Keikut sertaan Indonesia di kompetisi sepak bola terakbar di dunia itu menuai kontroversi. Ya, tahun 1938, Indonesia masih merupakan negara yang dijajah Belanda, belum berdiri sendiri.
Pada akhirnya Indonesia tampil di Piala Dunia untuk pertama kalinya, tapi dengan nama Hindia Belanda setelah lolos lewat Kualifikasi Piala Dunia Zona Asia, bersama dengan Jepang.
Ternyata Indonesia ikut Piala Dunia 1938 harus melalui berbagai polemik. Salah satunya adalah Organisasi Sepak Bola Hindia-Belanda (NIVU) di Batavia berdebat hebat dengan PSSI tentang para pemain yang dikirimkan ke Prancis.
Sempat dibuat perjanjian pada Januari 1937, yaitu menggelar pertandingan antara tim bentukan NIVU menghadapi tim PSSI. Yang menang akan dikirimkan ke Prancis, tapi Belanda melanggar janji tersebut.
Meski begitu, FIFA sendiri mengakui Hindia Belanda yang mengikuti Piala Dunia 1938 itu dan akhir-akhir ini menyebutnya sebagai partisipasi dari Timnas Indonesia.

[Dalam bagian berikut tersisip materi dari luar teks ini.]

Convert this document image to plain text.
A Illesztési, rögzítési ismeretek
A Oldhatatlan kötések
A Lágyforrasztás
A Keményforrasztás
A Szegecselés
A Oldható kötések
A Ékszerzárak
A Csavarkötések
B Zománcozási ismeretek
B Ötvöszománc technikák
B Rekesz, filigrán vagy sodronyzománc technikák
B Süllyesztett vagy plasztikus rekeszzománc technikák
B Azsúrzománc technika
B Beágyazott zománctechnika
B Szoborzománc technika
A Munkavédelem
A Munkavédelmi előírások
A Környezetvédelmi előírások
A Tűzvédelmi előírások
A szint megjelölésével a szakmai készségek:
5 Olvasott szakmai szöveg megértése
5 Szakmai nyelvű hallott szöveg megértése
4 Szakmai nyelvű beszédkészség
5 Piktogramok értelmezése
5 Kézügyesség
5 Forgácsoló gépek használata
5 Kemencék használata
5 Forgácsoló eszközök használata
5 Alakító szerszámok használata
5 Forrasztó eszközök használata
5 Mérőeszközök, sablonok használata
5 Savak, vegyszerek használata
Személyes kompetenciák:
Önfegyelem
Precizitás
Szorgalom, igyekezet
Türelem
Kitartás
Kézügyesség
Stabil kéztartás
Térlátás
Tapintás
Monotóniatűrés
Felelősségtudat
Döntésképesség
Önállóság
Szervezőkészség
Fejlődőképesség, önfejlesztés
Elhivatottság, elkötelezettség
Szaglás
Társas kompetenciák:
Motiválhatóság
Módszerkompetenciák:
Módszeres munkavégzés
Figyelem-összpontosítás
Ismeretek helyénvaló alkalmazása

Sebuah catatan sejarah, bahwa kita pernah ikut kompetisi sepak bola paling akbar di muka bumi ini, meski tak memakai nama Timnas Indonesia.
Akhir Era Jabatan dan Warisan Soeratin
Tak lama setelah Piala Dunia 1938, tepatnya tahun 1940, jabatan Ketua Umum PSSI yang diemban oleh Soeratin diambil oleh Artono Martosoewignyo. Usai tak lagi jadi Ketua Umum PSSI, Soeratin masih aktif dalam perjuangan.
Bahkan dia aktif dalam Tentara Keamanan Rakyat (TKR) yang saat itu dianggap musuh oleh Belanda. Rumah Soeratin juga sempat diobrak-abrik oleh Tentara Belanda karena gaung perjuangan yang dikobarkan oleh Bapak Pendiri PSSI ini.
Di masa akhir hidupnya, Soeratin harus menjalani kesehariannya dalam kesulitan ekonomi. Hingga pada tanggal 1 Desember 1959, Soeratin meninggal saat usia 60 tahun.
Kini PSSI menjadi warisan Soeratin untuk sepak bola Indonesia, sebagai wadah persatuan para pemuda Indonesia. Warisan ini sudah seyogyanya kita, seluruh elemen sepak bola Indonesia menjaganya dengan baik.
Tidak hanya lewat PSSI, tapi juga menjaga nama besar sepak bola Indonesia lewat profesionalisme untuk seorang pemain dan sikap menghormati antar suporter klub.
Entah klub apa yang kalian dukung di Liga 1, Liga 2 atau Liga 3. Mulai dari Bobotoh, Jakmania, Aremania, Bonek, Slemania, Persipura Mania, atau apa pun sebutannya, kita semua satu. Persatuan Indonesia.
Demi sepak bola yang menyatukan Indonesia, seperti apa yang dicita-citakan Soeratin dalam penerapan Sumpah Pemuda hingga berdirinya PSSI.